I fought abuses in prison and ultimately learned that fighting the system with my brains was better than with my fists. The prison system answers violence with violence and they are better at it than inmates.
Life in prison changes you whether you think it will or not. You become institutionalized. There is really no way around it. I will give you an example.
When I left prison (2007) I wanted to take a bus and experience a bus ride NOT in shackles and leg irons. I was given the money I had on my commissary account and at first I thought the money was fake. Remember, when I went to prison (1996) the money was a lot different. It changed three times in the time I was away. I didn’t trust the guards because I was beaten by them and thought they were stealing my money. I asked them where do I change the money in. I thought it was like monopoly money. After accepting that the money was real I was given a bus ticket and a ride to the bus station.
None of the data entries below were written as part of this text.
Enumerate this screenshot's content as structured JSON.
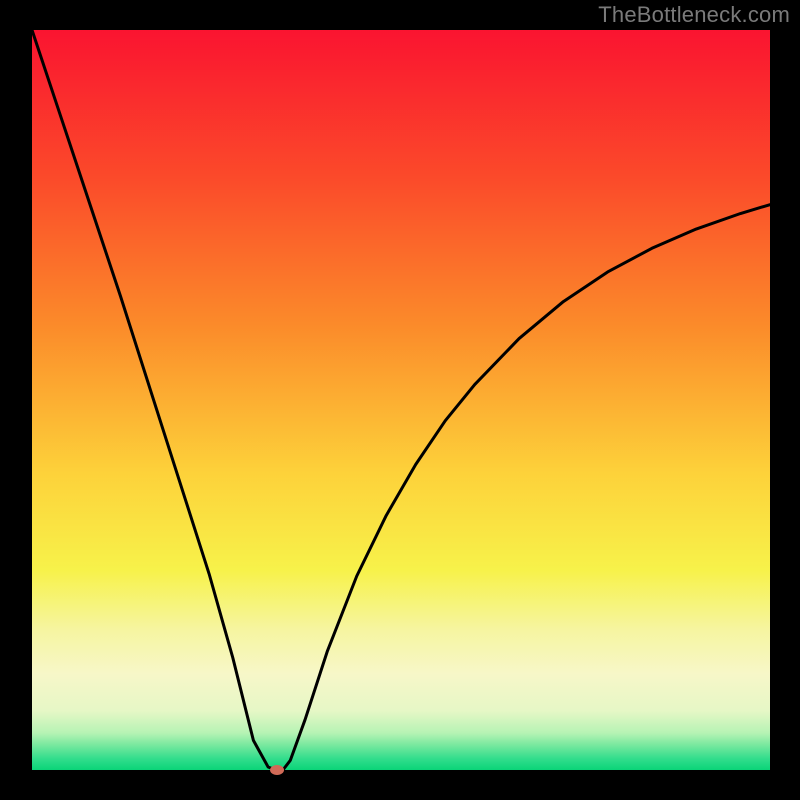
{
  "attribution": "TheBottleneck.com",
  "chart_data": {
    "type": "line",
    "title": "",
    "xlabel": "",
    "ylabel": "",
    "xlim": [
      0,
      100
    ],
    "ylim": [
      0,
      100
    ],
    "legend": false,
    "grid": false,
    "background_gradient": {
      "stops": [
        {
          "offset": 0.0,
          "color": "#fa1430"
        },
        {
          "offset": 0.2,
          "color": "#fb4a2a"
        },
        {
          "offset": 0.4,
          "color": "#fb8b2a"
        },
        {
          "offset": 0.6,
          "color": "#fdd23a"
        },
        {
          "offset": 0.73,
          "color": "#f7f24a"
        },
        {
          "offset": 0.81,
          "color": "#f6f5a0"
        },
        {
          "offset": 0.87,
          "color": "#f7f7c8"
        },
        {
          "offset": 0.92,
          "color": "#e6f7c6"
        },
        {
          "offset": 0.95,
          "color": "#b6f3b4"
        },
        {
          "offset": 0.965,
          "color": "#7de9a0"
        },
        {
          "offset": 0.985,
          "color": "#31dd8c"
        },
        {
          "offset": 1.0,
          "color": "#0ad478"
        }
      ]
    },
    "series": [
      {
        "name": "bottleneck-curve",
        "color": "#000000",
        "stroke_width": 3,
        "x": [
          0,
          4,
          8,
          12,
          16,
          20,
          24,
          27.2,
          30,
          32,
          33,
          34,
          35,
          37,
          40,
          44,
          48,
          52,
          56,
          60,
          66,
          72,
          78,
          84,
          90,
          96,
          100
        ],
        "values": [
          100,
          88,
          76,
          64,
          51.5,
          39,
          26.5,
          15.2,
          4,
          0.4,
          0,
          0,
          1.3,
          6.8,
          16,
          26.2,
          34.4,
          41.3,
          47.2,
          52.1,
          58.3,
          63.3,
          67.3,
          70.5,
          73.1,
          75.2,
          76.4
        ]
      }
    ],
    "marker": {
      "label": "minimum-point",
      "x": 33.2,
      "y_value": 0,
      "color": "#d06a57",
      "rx": 7,
      "ry": 5
    }
  }
}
I left prison in Forrest City Arkansas and had a bus ride to Tampa Florida to the halfway house. I got on the bus and sat next to a young lady who had a cell phone. I asked to see the phone and she looked at me like I was crazy but she gave me the phone. As much as seeing things on TV you cannot imagine a cell phone until you hold it. You have to remember, when I went to prison in 1996 a cell phone was those big gray things. A big change! I was wondering how my big fingers can touch these little buttons. I gave the phone back and I guess I spooked her because the next stop she moved seats.
The bus pulled into a gas station and the driver said we had forty minutes to get something to eat. Another shock, when I went to prison a gas station was just that. Maybe they had a little convenience store, but when I got off the bus this place had a Subway sandwich shop, McDonalds and a few other places. WOW!!
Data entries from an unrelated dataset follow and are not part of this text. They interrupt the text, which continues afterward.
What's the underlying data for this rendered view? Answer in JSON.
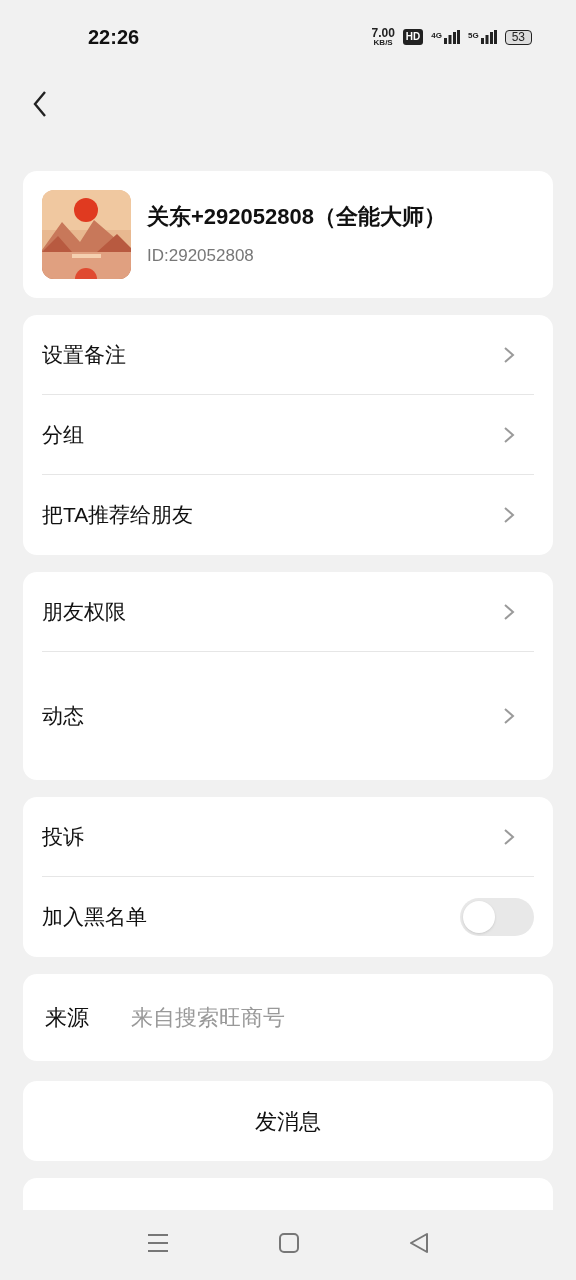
{
  "status_bar": {
    "time": "22:26",
    "speed": "7.00",
    "speed_unit": "KB/S",
    "hd": "HD",
    "net_1": "4G",
    "net_2": "5G",
    "battery": "53"
  },
  "profile": {
    "name": "关东+292052808（全能大师）",
    "id": "ID:292052808"
  },
  "groups": [
    {
      "rows": [
        {
          "kind": "chevron",
          "label": "设置备注"
        },
        {
          "kind": "chevron",
          "label": "分组"
        },
        {
          "kind": "chevron",
          "label": "把TA推荐给朋友"
        }
      ]
    },
    {
      "rows": [
        {
          "kind": "chevron",
          "label": "朋友权限"
        },
        {
          "kind": "chevron_tall",
          "label": "动态"
        }
      ]
    },
    {
      "rows": [
        {
          "kind": "chevron",
          "label": "投诉"
        },
        {
          "kind": "toggle",
          "label": "加入黑名单",
          "on": false
        }
      ]
    }
  ],
  "source": {
    "label": "来源",
    "value": "来自搜索旺商号"
  },
  "send_button": "发消息"
}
I remembered Jared the fat guy from subway so I went there. I went on line, and when it was my turn to order I froze. I started to sweat, get nervous; I felt pressure and people looking at me. A convict has a sixth sense and can feel tension. I left the line and went back to the bus and was in the back of the bus like a big baby. I was in a defensive mode and ready to strike. I didn’t eat for twenty hours.
If not for the knowledge of my cousin who I called and she then explained to me I had sensory overload. It would have been very easy for me to strike out at someone out of fear and not understanding I was institutionalized.
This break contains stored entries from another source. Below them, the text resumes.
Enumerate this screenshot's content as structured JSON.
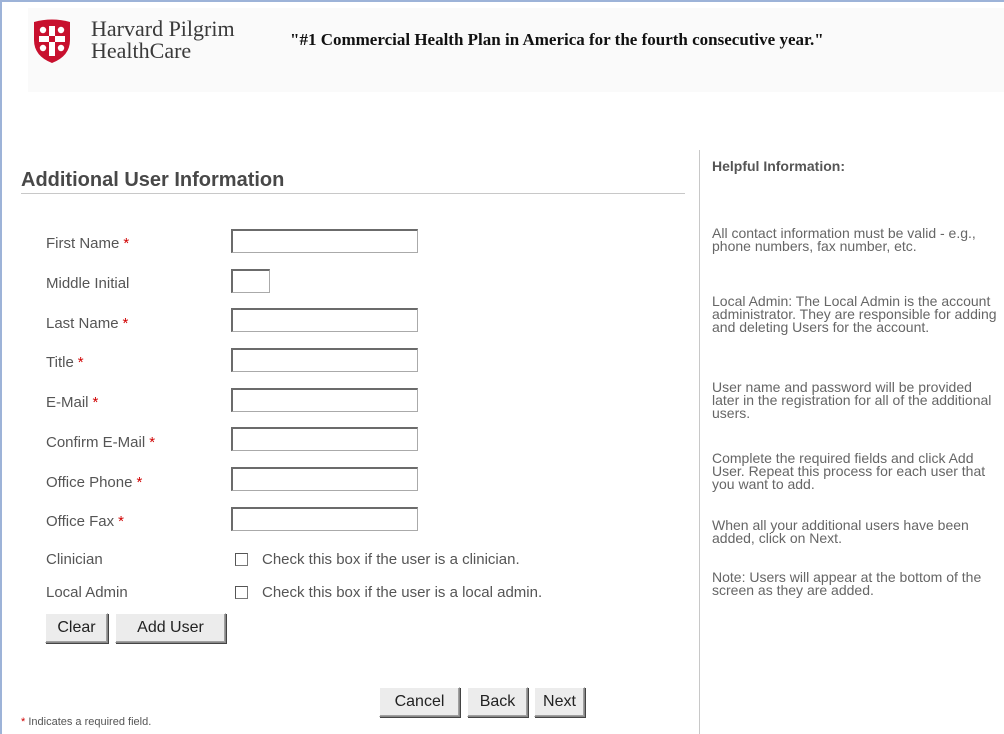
{
  "header": {
    "brand_line1": "Harvard Pilgrim",
    "brand_line2": "HealthCare",
    "tagline": "\"#1 Commercial Health Plan in America for the fourth consecutive year.\"",
    "brand_color": "#c8102e"
  },
  "form": {
    "title": "Additional User Information",
    "required_marker": "*",
    "fields": [
      {
        "label": "First Name",
        "required": true,
        "value": ""
      },
      {
        "label": "Middle Initial",
        "required": false,
        "value": ""
      },
      {
        "label": "Last Name",
        "required": true,
        "value": ""
      },
      {
        "label": "Title",
        "required": true,
        "value": ""
      },
      {
        "label": "E-Mail",
        "required": true,
        "value": ""
      },
      {
        "label": "Confirm E-Mail",
        "required": true,
        "value": ""
      },
      {
        "label": "Office Phone",
        "required": true,
        "value": ""
      },
      {
        "label": "Office Fax",
        "required": true,
        "value": ""
      }
    ],
    "clinician": {
      "label": "Clinician",
      "text": "Check this box if the user is a clinician.",
      "checked": false
    },
    "local_admin": {
      "label": "Local Admin",
      "text": "Check this box if the user is a local admin.",
      "checked": false
    },
    "clear_label": "Clear",
    "add_user_label": "Add User",
    "cancel_label": "Cancel",
    "back_label": "Back",
    "next_label": "Next",
    "required_note": "Indicates a required field."
  },
  "help": {
    "title": "Helpful Information:",
    "p1": "All contact information must be valid - e.g., phone numbers, fax number, etc.",
    "p2": "Local Admin: The Local Admin is the account administrator. They are responsible for adding and deleting Users for the account.",
    "p3": "User name and password will be provided later in the registration for all of the additional users.",
    "p4": "Complete the required fields and click Add User. Repeat this process for each user that you want to add.",
    "p5": "When all your additional users have been added, click on Next.",
    "p6": "Note: Users will appear at the bottom of the screen as they are added."
  }
}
As educated as I am, a man who read the newspaper every day, read thousands of books, and did the law, I was still institutionalized. They say a person gets institutionalized in a short time. I can see it. You are told what to do, when to eat, when to sleep, and you never make a choice.
The prison system does not address this very important re-adjustment back into society. Let’s call it the feeling of freedom. What it’s really like. Only a person who has been through it can explain it, and the system doesn’t want to recognize that fact.